MIcrosoft is showing off more than ARM (News - Alert)-based tablets these days. In an August 13 blog posting, the company announced it is "collaborating" with hardware manufacturers in a "new era" of ARM-based PCs running Windows 8 RT.
"Collaborating to deliver Windows RT PCs," a post written by Microsoft Vice President Mike Angiulo, reveals ARM-based PC designs from Asus, Dell (News - Alert), Lenovo and Samsung will run Windows RT. All these new RT PCs will have consistent fast and fluid touch interactions, long battery life, connected standby, as well as thin and light designs.
At first glance, it's tempting to call a snapshot of one new Windows RT PCs a "Fat Surface" tablet, with a hinged "base" keyboard holding extended battery and storage with a removable touchscreen. Compare that to Microsoft's initial pictures of Surface Table, a device that included lightweight keyboards built in as the tablet cover.
Swap out the tablet cover for a "real" keyboard/touchpad, and you have a…well, a Fat Surface! The two devices run the same operating system and apps, so it becomes a choice between light weight/light type/light storage vs. a bit more weight/fast typing/bigger storage.
Connected standby is the much desired "instant on" feature now prevalent in Android and Apple iOS devices. It isn't clear exactly how "connected" connected standby is, but estimates range from 320 hours to 409 hours of runtime for a device with a screen size from 10.1 inches to 11.6 inches. Think Netbook-esque.

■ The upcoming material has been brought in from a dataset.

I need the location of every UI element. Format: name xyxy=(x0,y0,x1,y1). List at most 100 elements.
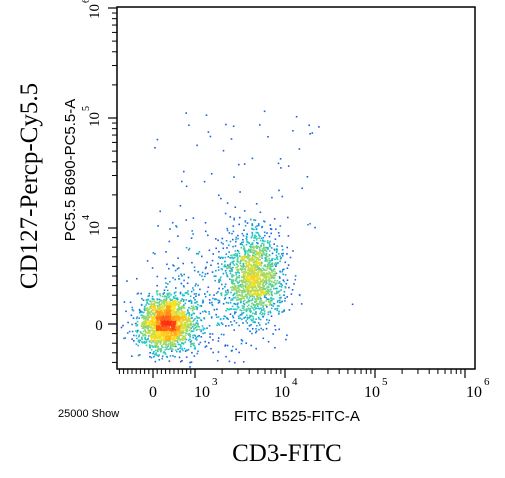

Full-screen local HD voice playback is estimated to be around eight to 13 hours of runtime, depending on battery size and screen, on devices weighing from 520 grams (a bit over a pound) to 1200 grams (tad more than 2.2 pounds).
Other goodies hinted at include NFC-integration, so two Windows RT PCs (and presumable other NFC devices) can "tap" together to share information and support for a broad range of hardware, including USB, wide area WAN, Wi-FI and Bluetooth.
So why should Apple, Google (News - Alert) and Intel worry? Microsoft is effectively re-launching the PC and Windows, so there will be a flood of new, presumably cheaper, hardware and a vast ecosystem of devices and developers to do everything consumers and the enterprise want to do – rather than doing what Apple tells them they want within the limitations of its design criteria for iOS and the Apple iPad.
Google has been trying to gain traction for Chrome for netbook-like devices, but has failed to gain significant momentum, relative to the flash of the Apple iPad or mundane-but-practical cheaper laptops. Windows RT could put a significant kink into Chrome with its ability to provide a seamless, standalone experience for netbook and smaller notebook users/applications.
Intel has the most to fear. Ultrabooks have gone ultra-splat, while ARM is being applied to netbook-esque and notebook designs with Windows RT on the consumer/user side and into servers on the data center side. Intel may tinker with pricing on the short term, but it's going to have a longer-term issue when it comes to compute power per watt in both consumer and enterprise applications.